Working on the production of The Addict’s Wake taught me how much I don’t know about addiction. Before you judge an addict, walk this path:
When was the last time you did one of the following, despite knowing they’re not healthy?
- Overworking
- Overeating
- Doom-scrolling
- Gossiping
- Watching pornography
- Drinking alcohol
- Forcing control over others
Addiction isn’t just one category of people. Lots of people who overeat also spend too much time looking at Instagram. And lots of people who drink also gamble, watch pornography, or yell at others too much. All of these things are a spectrum of coping.
Think about a bad breakup or day at work. What did you do?

Watched TV — Played Video Games — Ate Ice Cream — Drank — Took Drugs — Became Violent
All of these behaviors and more are on a spectrum. Eating ice cream is certainly better than using cocaine. But you start to realize: who among us hasn’t sought comfort in a pint of Ben and Jerry’s after a bad day? Or a glass of wine? Or two? Or a glass of Scotch? Who among us hasn’t spent the whole weekend watching The Office for the fifth time through?
Can you start to see how a bad breakup might compound if you also faced an injury or illness that resulted in job loss and the financial stress of paying the rent at the same time?
During the filming of The Addict’s Wake we recognized no addict chooses to become an addict. Not unlike how most of us don’t really think much about “wasting” a weekend watching TV when we “know” we could be reading, gardening, or some other “productive” use of time. It just happens.
Do we care about “degrees” of addiction?
People who are addicted to something know that shame fuels relapse. Punishment just increases secrecy. Sobriety doesn’t equal healing. Addicts also know that belonging does more to help heal faster than almost anything else.
That’s why your effort to break your constant Instagram scrolling always ends up in “relapse” or secrecy, in the car when no one else is around or in a bathroom stall. It’s why having the TV in the living room ends up with us watching more TV.
You can argue that these are not the same moral equivalents. That becoming addicted to painkillers “would never happen” to you or that TV or Instagram is harmless. But I could make moral judgments that watching TV takes away time from your kids or spouse. Or endless Instagram scrolling leads to lusting over lifestyles, people, or things that act as a gateway to pornography and isolation.

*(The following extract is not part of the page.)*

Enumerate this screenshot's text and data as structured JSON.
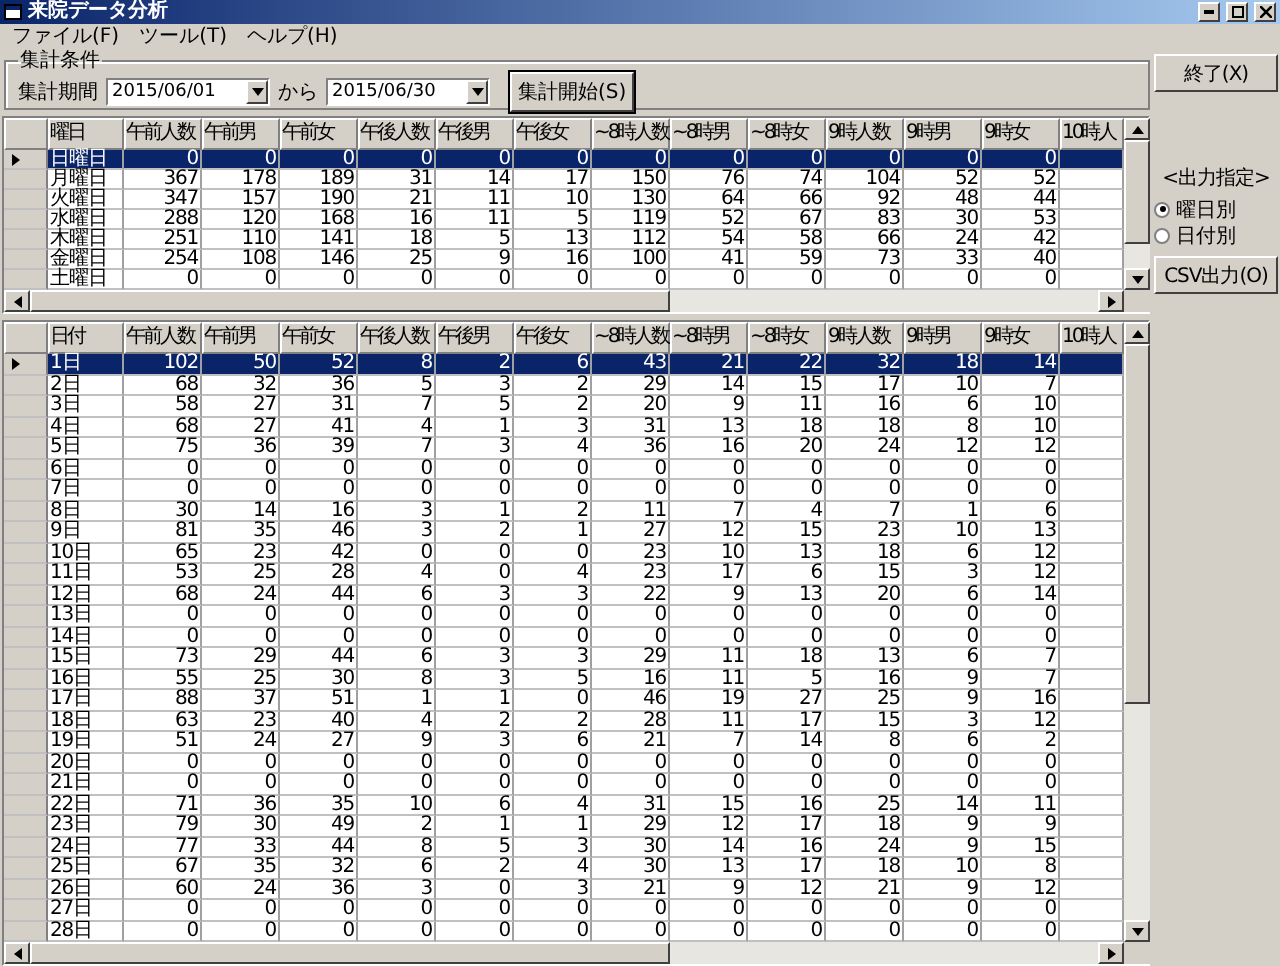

So do we care? How do we grapple with moderation and “the right amount” of anything? Is five hours of TV watching a day “right” for a 15 year old home over the summer? Or a 40 year old who needs to work? Or a retiree with not much else to do?
We can’t begin to make these kinds of moral judgments about what is and isn’t right. But we also recognize we need societal boundaries and limits, either by age and law (like media restrictions for minors) or by culture (like watching TV 16 hours a day at any age is detrimental).
Churches need to be focused on the spectrum of addiction
Churches have to remain focused on this spectrum of addiction, including the ones that are easy to label and the ones easier to hide. None of this should be construed to say that a person who spends too much time watching TV or eating ice cream is an addict on “the same level” as a heroin addiction.
This isn’t news to church leaders. If we only make space for the visible and culturally misappropriate addictions we risk letting everyone struggle in silence with whatever their challenges are. A person battling alcohol dependence and the person quietly numbing out on their phone are not as far apart as we might think. Both are likely struggling with loneliness, connection, purpose, and well being, just in their own ways.
We’ve always known that sin has no gradient. Murder and lust, or lying and abusive relationships are not separate in God’s eyes. The church was never meant to be the place that sorts people into categories of “serious” or “not serious”. Church is the place where people become honest with themselves and each other.
Small addictions rarely stay small. They shape our habits, dull our minds, and slowly pull us away from connection to God, community, others, and ourselves.
Churches can’t be the place where people have to hit “rock bottom” first before we care. People everywhere are talking about the attention and distraction addiction, though usually about “kids these days”. Some of that is helpful, but there are a lot of grandparents watching TV alone all day long and middle-aged people quietly killing themselves through sugar, work, and their own screen time.
Addiction lives on a spectrum, but compassion shouldn’t. Real compassion starts when we all admit that like being sinners, we’re all “kind of an addict”, too, and we’re not all that different from each other.